Birçok coğrafyada, çocuğa bakım veren birincil kişinin anne olması gerektiği, anneliğin kutsallığı ve bunun bir zorunlulukmuş gibi algılanması yadsınamaz bir gerçek. Öte yandan, çocuk sahibi olmaya hazır hissetmeyen anne adaylarının yaşadığı sıkıntı ve stresi görmezden gelip, bu durumu “anne olma heyecanı” gibi “normal”leştirmek ve yok saymak da ne yazık ki sıklıkla karşılaştığımız durumlardan.

Filmdeki karakterlerden Eva (Tilda Swinton), seyahat etmeyi seven, kariyerli ve geleceğe yönelik farklı hayalleri olan bir kadındır. Anne olmaya hazır olmadığı belli olsa dahi eşi Franklin  (John C. Reilly),  bu durumu “doğal bir tepki” olarak karşılar ve görmezden gelir. Fakat Eva, hamile olduğunu öğrendiğinden beri stres içindedir ve kendine karşı yabancı hissetmektedir. Hamile olduğunu öğrendiğinde, toplumun kadınlara dayattığı “olağanüstü” şeyleri hissedemediği için suçlu hissetmekte, bu nedenle de kendini sürekli diğer anne adaylarıyla karşılaştırır. 

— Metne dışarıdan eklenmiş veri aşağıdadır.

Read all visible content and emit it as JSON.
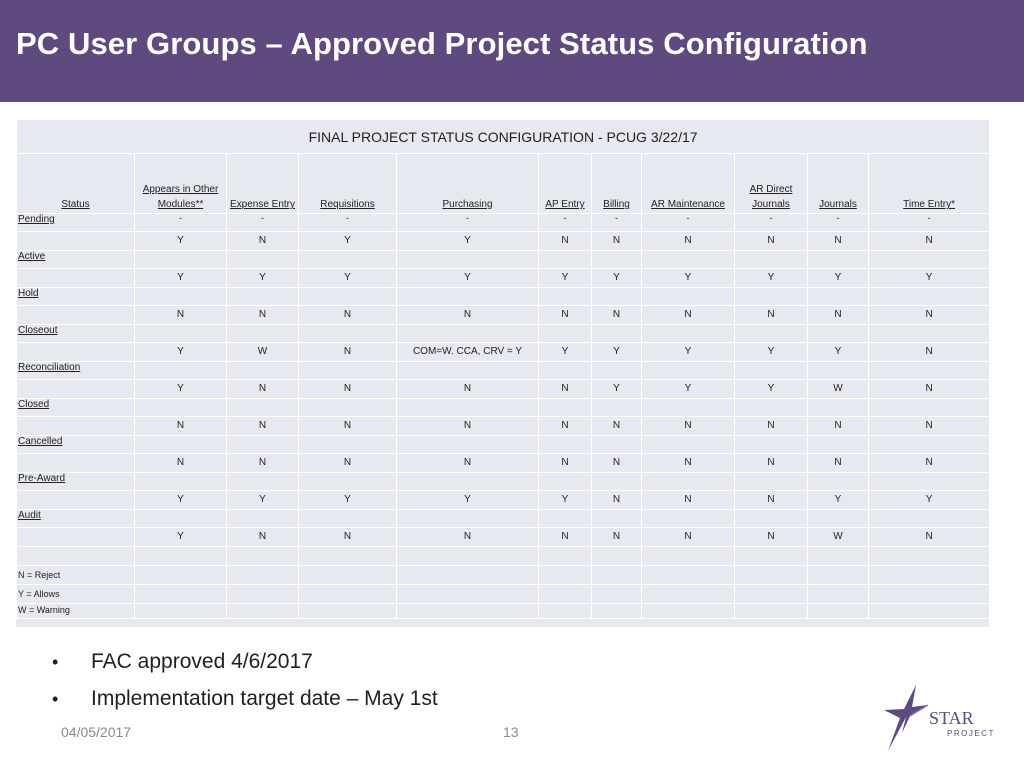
{
  "slide": {
    "title": "PC User Groups – Approved Project Status Configuration"
  },
  "table": {
    "title": "FINAL PROJECT STATUS CONFIGURATION - PCUG 3/22/17",
    "headers": [
      "Status",
      "Appears in Other Modules**",
      "Expense Entry",
      "Requisitions",
      "Purchasing",
      "AP Entry",
      "Billing",
      "AR Maintenance",
      "AR Direct Journals",
      "Journals",
      "Time Entry*"
    ],
    "rows": [
      {
        "status": "Pending",
        "dash": "-",
        "values": [
          "Y",
          "N",
          "Y",
          "Y",
          "N",
          "N",
          "N",
          "N",
          "N",
          "N"
        ]
      },
      {
        "status": "Active",
        "values": [
          "Y",
          "Y",
          "Y",
          "Y",
          "Y",
          "Y",
          "Y",
          "Y",
          "Y",
          "Y"
        ]
      },
      {
        "status": "Hold",
        "values": [
          "N",
          "N",
          "N",
          "N",
          "N",
          "N",
          "N",
          "N",
          "N",
          "N"
        ]
      },
      {
        "status": "Closeout",
        "values": [
          "Y",
          "W",
          "N",
          "COM=W.  CCA, CRV = Y",
          "Y",
          "Y",
          "Y",
          "Y",
          "Y",
          "N"
        ]
      },
      {
        "status": "Reconciliation",
        "values": [
          "Y",
          "N",
          "N",
          "N",
          "N",
          "Y",
          "Y",
          "Y",
          "W",
          "N"
        ]
      },
      {
        "status": "Closed",
        "values": [
          "N",
          "N",
          "N",
          "N",
          "N",
          "N",
          "N",
          "N",
          "N",
          "N"
        ]
      },
      {
        "status": "Cancelled",
        "values": [
          "N",
          "N",
          "N",
          "N",
          "N",
          "N",
          "N",
          "N",
          "N",
          "N"
        ]
      },
      {
        "status": "Pre-Award",
        "values": [
          "Y",
          "Y",
          "Y",
          "Y",
          "Y",
          "N",
          "N",
          "N",
          "Y",
          "Y"
        ]
      },
      {
        "status": "Audit",
        "values": [
          "Y",
          "N",
          "N",
          "N",
          "N",
          "N",
          "N",
          "N",
          "W",
          "N"
        ]
      }
    ],
    "legend": [
      "N = Reject",
      "Y = Allows",
      "W  = Warning"
    ]
  },
  "bullets": [
    "FAC approved  4/6/2017",
    "Implementation target date – May 1st"
  ],
  "footer": {
    "date": "04/05/2017",
    "page": "13"
  },
  "logo": {
    "text": "STAR",
    "subtext": "PROJECT",
    "color": "#5e4a7e"
  },
  "colors": {
    "title_bar": "#5e4a7e",
    "table_bg": "#e6e9ef"
  }
}
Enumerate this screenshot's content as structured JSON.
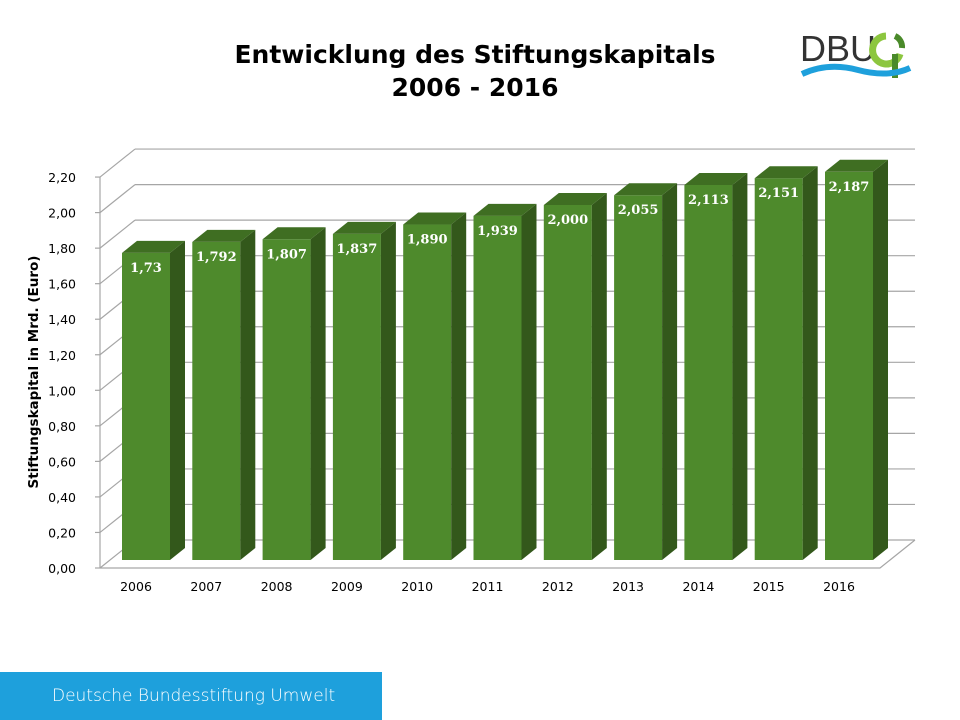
{
  "chart_data": {
    "type": "bar",
    "title": "Entwicklung des Stiftungskapitals",
    "subtitle": "2006 - 2016",
    "xlabel": "",
    "ylabel": "Stiftungskapital in Mrd. (Euro)",
    "categories": [
      "2006",
      "2007",
      "2008",
      "2009",
      "2010",
      "2011",
      "2012",
      "2013",
      "2014",
      "2015",
      "2016"
    ],
    "values": [
      1.73,
      1.792,
      1.807,
      1.837,
      1.89,
      1.939,
      2.0,
      2.055,
      2.113,
      2.151,
      2.187
    ],
    "data_labels": [
      "1,73",
      "1,792",
      "1,807",
      "1,837",
      "1,890",
      "1,939",
      "2,000",
      "2,055",
      "2,113",
      "2,151",
      "2,187"
    ],
    "yticks": [
      "0,00",
      "0,20",
      "0,40",
      "0,60",
      "0,80",
      "1,00",
      "1,20",
      "1,40",
      "1,60",
      "1,80",
      "2,00",
      "2,20"
    ],
    "ylim": [
      0,
      2.2
    ],
    "grid": true,
    "style": "3d",
    "colors": {
      "bar_front": "#4e8a2c",
      "bar_side": "#33581b",
      "bar_top": "#3f6e22",
      "grid": "#a6a6a6"
    }
  },
  "logo": {
    "text": "DBU"
  },
  "footer": {
    "text": "Deutsche Bundesstiftung Umwelt"
  }
}
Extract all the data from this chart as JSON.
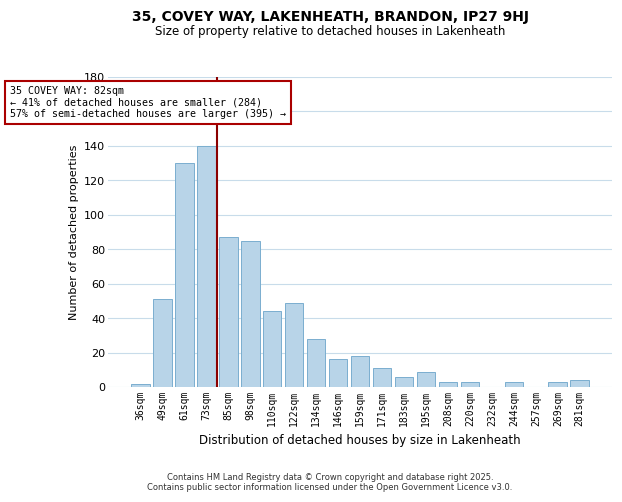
{
  "title": "35, COVEY WAY, LAKENHEATH, BRANDON, IP27 9HJ",
  "subtitle": "Size of property relative to detached houses in Lakenheath",
  "xlabel": "Distribution of detached houses by size in Lakenheath",
  "ylabel": "Number of detached properties",
  "categories": [
    "36sqm",
    "49sqm",
    "61sqm",
    "73sqm",
    "85sqm",
    "98sqm",
    "110sqm",
    "122sqm",
    "134sqm",
    "146sqm",
    "159sqm",
    "171sqm",
    "183sqm",
    "195sqm",
    "208sqm",
    "220sqm",
    "232sqm",
    "244sqm",
    "257sqm",
    "269sqm",
    "281sqm"
  ],
  "values": [
    2,
    51,
    130,
    140,
    87,
    85,
    44,
    49,
    28,
    16,
    18,
    11,
    6,
    9,
    3,
    3,
    0,
    3,
    0,
    3,
    4
  ],
  "bar_color": "#b8d4e8",
  "bar_edge_color": "#7aaecf",
  "vline_x": 3.5,
  "vline_color": "#8b0000",
  "ylim": [
    0,
    180
  ],
  "yticks": [
    0,
    20,
    40,
    60,
    80,
    100,
    120,
    140,
    160,
    180
  ],
  "annotation_title": "35 COVEY WAY: 82sqm",
  "annotation_line1": "← 41% of detached houses are smaller (284)",
  "annotation_line2": "57% of semi-detached houses are larger (395) →",
  "annotation_box_color": "#ffffff",
  "annotation_box_edge_color": "#aa0000",
  "footer_line1": "Contains HM Land Registry data © Crown copyright and database right 2025.",
  "footer_line2": "Contains public sector information licensed under the Open Government Licence v3.0.",
  "background_color": "#ffffff",
  "grid_color": "#c8dcea"
}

Eva, doğum yaptıktan sonra postpartum (doğum sonrası) depresyonuna girer. Eva’nın Kevin’a (Ezra Miller) öfkesi çok büyüktür çünkü Eva onun için hayallerinden vazgeçmek zorunda kalmıştır. Bu öfke zamanla öyle büyüyor ki bir sahnede Kevin’ın kolunu kırmaya kadar gidiyor. Eva, hiçbir zaman oğlu Kevin’a karşı bir yakınlık hissedemiyor. Kevin dünyaya geldikten sonra, Eva onu kucağına alıp emzirmiyor; çocuğunun temel ihtiyaçlarını karşılamakta güçlük çekiyor. Bu gibi bilinçsiz süreçlerin hepsi ilk etapta Eva ile Kevin’ın ilk bağı kurmasını engelliyor. Bu sürecin diğer bir sonucu da, Kevin’ın dünyayı güvenilir olmayan ve kendisinin sevilmeye, değer görmeye layık olmadığı bir yer olarak görmesine sebep oluyor. Çünkü Kevin annesi tarafından başından beri istenmemiştir, ilk etapta bunu bilinçdışı düzeyde sonrasında somut davranışlarla deneyimlemiştir. Freud’un kavramına göre, Kevin dünyaya geldiğinde annesi tarafından “baştan çıkarılma”mıştır ve bu yüzden Kevin daha çok babasıyla vakit geçirip anneyi yok etme planında ilerlemiştir. Kevin’in oral ve anal dönemlerinde de annesine karşı bu gerginliğini rahatlıkla görebiliyoruz. Kevin, her iki dönemde de babasına karşı olumlu bir profil çizerken, annesine karşı sürekli yıkıcı ve olumsuz davranıyor. Oyun oynarken(!) annesine karşı sert ve alaycı bir tavır sergilemesi, oyuna karşılık vermemesi ve kelimeleri söylemeye başladığında özellikle “anne” kelimesini söylememesi bu yorum için örnek olarak verilebilir. Filmde önemli bir diğer detay da Kevin’ın sürekli tırnak yiyor oluşu. Bu duruma bakarak Kevin’ın oral dönem fiksasyonu var dememiz yanlış olmayacaktır çünkü bu dönemde yaşanan travmalar, ileriki yaşantımıza yine ağız bölgesi ile ilgili problemler olarak yansıyabilmektedir.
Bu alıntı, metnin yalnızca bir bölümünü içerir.